“Love Never Dies” es, ante todo, una secuela que para apreciarse a cabalidad, debe conocerse bien la historia de “El Fantasma de la Ópera” desde el musical de Andrew Lloyd Weber.
Y aquí no hay forma de evitarlo, simple y sencillamente porque, aunque los temas principales son justo lo que la narrativa necesita en esta secuela, no hay un tema tan poderoso como “The Music of the Night” que se rescate de esta puesta en escena y se preserve en la memoria como un clásico.

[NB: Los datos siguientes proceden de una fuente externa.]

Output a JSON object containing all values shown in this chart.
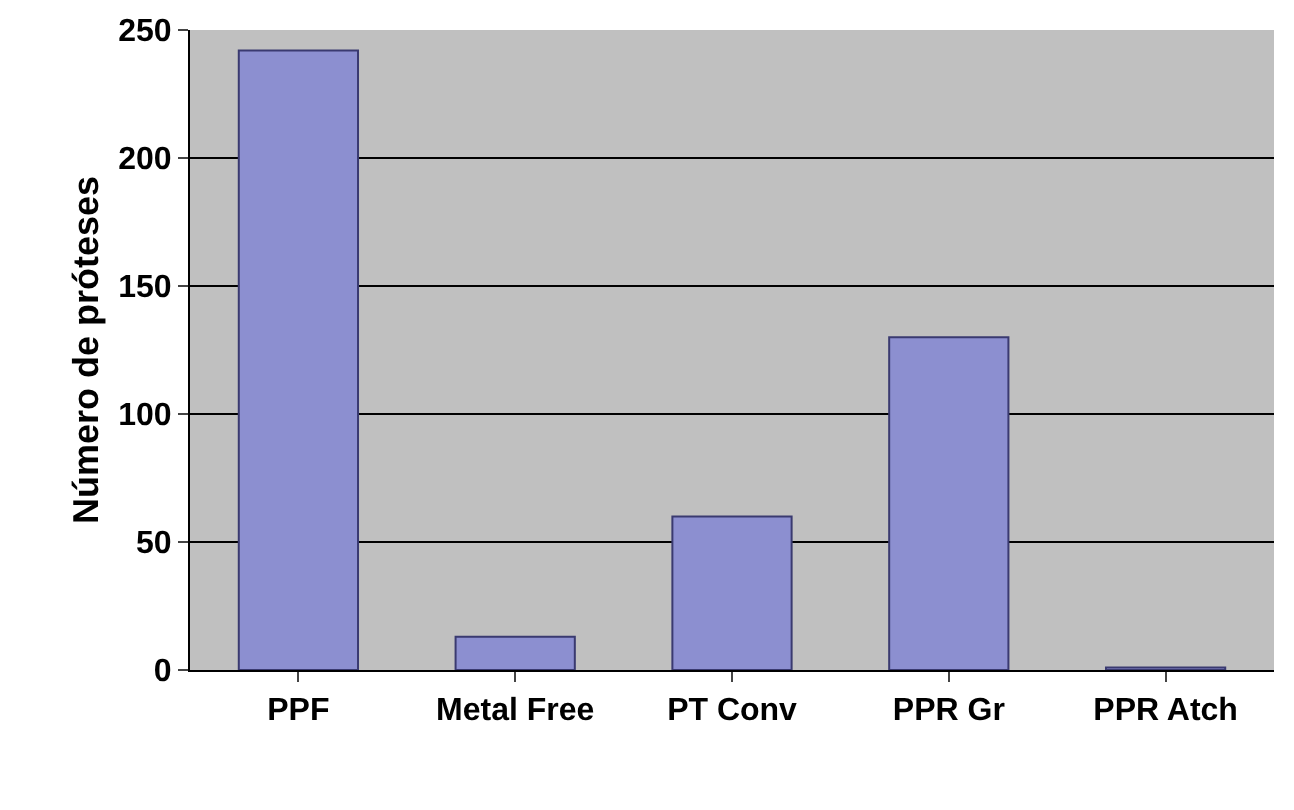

Lo que tenemos, entonces, es una historia digna de contarse, con letras de Glenn Slater y partituras de Lloyd Weber, donde el trágico y misterioso personaje aparece en Nueva York como dueño de un parque de diversiones.
Ahí llega Christine, ya casada y con un hijo pequeño, contratada para cantar en un espectáculo central, pero sin saber en realidad quién la convocó.
A final de cuentas la lección que todos deben aprender la dicta el destino, esa suerte inevitable donde el niño Gustave será no solo la clave del pasado, sino el rescate de un futuro que pudo haber sido más lamentable aun para el fantasma, el genio musical condenado a las sombras por una deformación física provocada.
Gardar Thor Cortes en el rol protagónico es una joya, con una poderosa y memorable voz que además implica un lamento, contrastando con la nitidez vocal de Megham Picerno.
Sin embargo, el papel más sorprendente es el que interpretan Casey Lyons y Jake Heston Miller como “Gustave”, sobre todo cuando debe estar hombro a hombro con el fantasma en una escena donde los genes no pueden ocultarse más y el presentimiento se confirma como realidad.
Claro, esto es un melodrama en toda la extensión de la palabra, pero sumémosle a lo dicho la quimérica escenografía circense y el deseo de saber el paradero del Fantasma como suficientes alicientes para ver una producción que, aunque lejos de la excelencia de la primera entrega, tiene garra para justificar a plenitud su desarrollo en escena.